Most of these companies are progressing, but the market is now pricing them as if the execution and cost overrun risk is extreme and the prospect for takeovers of these emerging deposits is nil. There are some very, very compelling execution lift (de-risking) situations. The gold optionality, or call premium, on these deposits is also virtually nil. Time and time again during this forum, presenters state that the feasibility studies used were often done several years ago and that costs have since come down.  Gold Standard (GSV) (discussed Friday for subscribers) indicated that drilling costs are down 50-60%!

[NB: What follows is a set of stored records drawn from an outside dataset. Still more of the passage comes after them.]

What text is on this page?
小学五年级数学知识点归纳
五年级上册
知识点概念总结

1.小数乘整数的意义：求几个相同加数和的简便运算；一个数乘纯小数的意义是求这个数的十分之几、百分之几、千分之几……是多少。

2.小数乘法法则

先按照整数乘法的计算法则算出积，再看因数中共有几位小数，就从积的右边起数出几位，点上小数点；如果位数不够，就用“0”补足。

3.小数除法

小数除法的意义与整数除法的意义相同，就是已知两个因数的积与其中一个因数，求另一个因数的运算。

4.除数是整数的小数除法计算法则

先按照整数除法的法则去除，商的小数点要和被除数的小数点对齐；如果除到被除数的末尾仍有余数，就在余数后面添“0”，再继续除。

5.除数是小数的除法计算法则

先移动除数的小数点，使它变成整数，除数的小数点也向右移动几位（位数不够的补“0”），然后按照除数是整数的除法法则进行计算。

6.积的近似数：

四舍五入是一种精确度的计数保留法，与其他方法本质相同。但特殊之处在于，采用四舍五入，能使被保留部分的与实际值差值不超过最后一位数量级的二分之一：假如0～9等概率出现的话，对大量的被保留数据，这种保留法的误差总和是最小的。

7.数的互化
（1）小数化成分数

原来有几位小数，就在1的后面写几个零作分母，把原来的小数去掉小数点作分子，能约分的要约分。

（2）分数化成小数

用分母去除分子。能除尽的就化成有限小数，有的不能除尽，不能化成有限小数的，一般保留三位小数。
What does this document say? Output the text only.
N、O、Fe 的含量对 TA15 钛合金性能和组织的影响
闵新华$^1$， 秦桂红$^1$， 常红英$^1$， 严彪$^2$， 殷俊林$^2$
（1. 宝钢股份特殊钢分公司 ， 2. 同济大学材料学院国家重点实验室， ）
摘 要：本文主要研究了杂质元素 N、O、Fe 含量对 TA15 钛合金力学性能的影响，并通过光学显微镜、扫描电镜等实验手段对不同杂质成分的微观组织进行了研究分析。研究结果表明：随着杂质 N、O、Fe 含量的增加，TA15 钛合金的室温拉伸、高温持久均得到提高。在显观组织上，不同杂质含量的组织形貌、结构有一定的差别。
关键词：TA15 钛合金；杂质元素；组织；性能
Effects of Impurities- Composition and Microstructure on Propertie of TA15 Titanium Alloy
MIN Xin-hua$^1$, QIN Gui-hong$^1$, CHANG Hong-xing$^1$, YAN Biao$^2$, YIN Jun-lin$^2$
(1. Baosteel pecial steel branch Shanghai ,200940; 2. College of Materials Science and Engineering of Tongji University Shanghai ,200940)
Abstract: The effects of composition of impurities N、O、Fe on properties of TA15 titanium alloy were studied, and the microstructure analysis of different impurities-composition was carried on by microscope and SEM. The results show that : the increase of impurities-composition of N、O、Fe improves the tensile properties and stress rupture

Typically, mine plans for the companies on which I am focused have been tweaked to be more scalable starting with smaller capex and simpler designs so as to avoid the high profile development hazards seen over the last couple years. The strategy is phased. The common quote is, “We have good flexibility,” and that it’s a “good time to build a scaleable mine” in terms of labor and material.

To illustrate this, the Teranga CEO Richard Young provided an excellent presentation at the Gold Forum. [My initial write up about Teranga is here.]

President of Senegal tours Sabadola

Teranga (TER) is a producer (Sabodala) at 250,000 ounces at about a $650 cash cost and currently trades at about two times gross cash flow. TER is the only company in Senegal with a mill.

The new president of Senegal was a mining minister when the mining code was revised. Since Senegal owns a stake in TER and the immense 1000 sq. km land package, it has a keen interest in this development. According to Young,  Senegal is as prospective as Mali but is 15 to 20 years behind in development. TER is the ideal platform to do it and has the relationships and social license.

Sabodala already has a centrally located mill with a capacity of 4 million tons per annum. It has also optimized the crushing mechanics to process 10% to 15% more material. This, along with its large capacity and utilization of higher grade oxides (600,000 oz. of 3 gram) from the Oromin acquisition, creates a “surprise” gearing factor to crank up well over 300,000 ounces or perhaps 350,000 ounces per year. Getting to full capacity with better oxides will drive cash costs down well below the $650 area.

The company is also targeting an 8 km zone called Masato that has promise of a further upgrade of ore (2 to 3 gram oxides) to process. A $10 million regional exploration program for 2014 is underway on a strike length of 70 km, and there is the likelihood that additional low-cost oxides will be found. TER could then do an economic expansion of the present mill to a production level of 500,000 ounces or more.

This has the potential become a world class operation, and much of the groundwork has already been laid. The market seems completely asleep at the switch on this one.

Teranga is one of fifteen companies at the gold forum I am commenting on.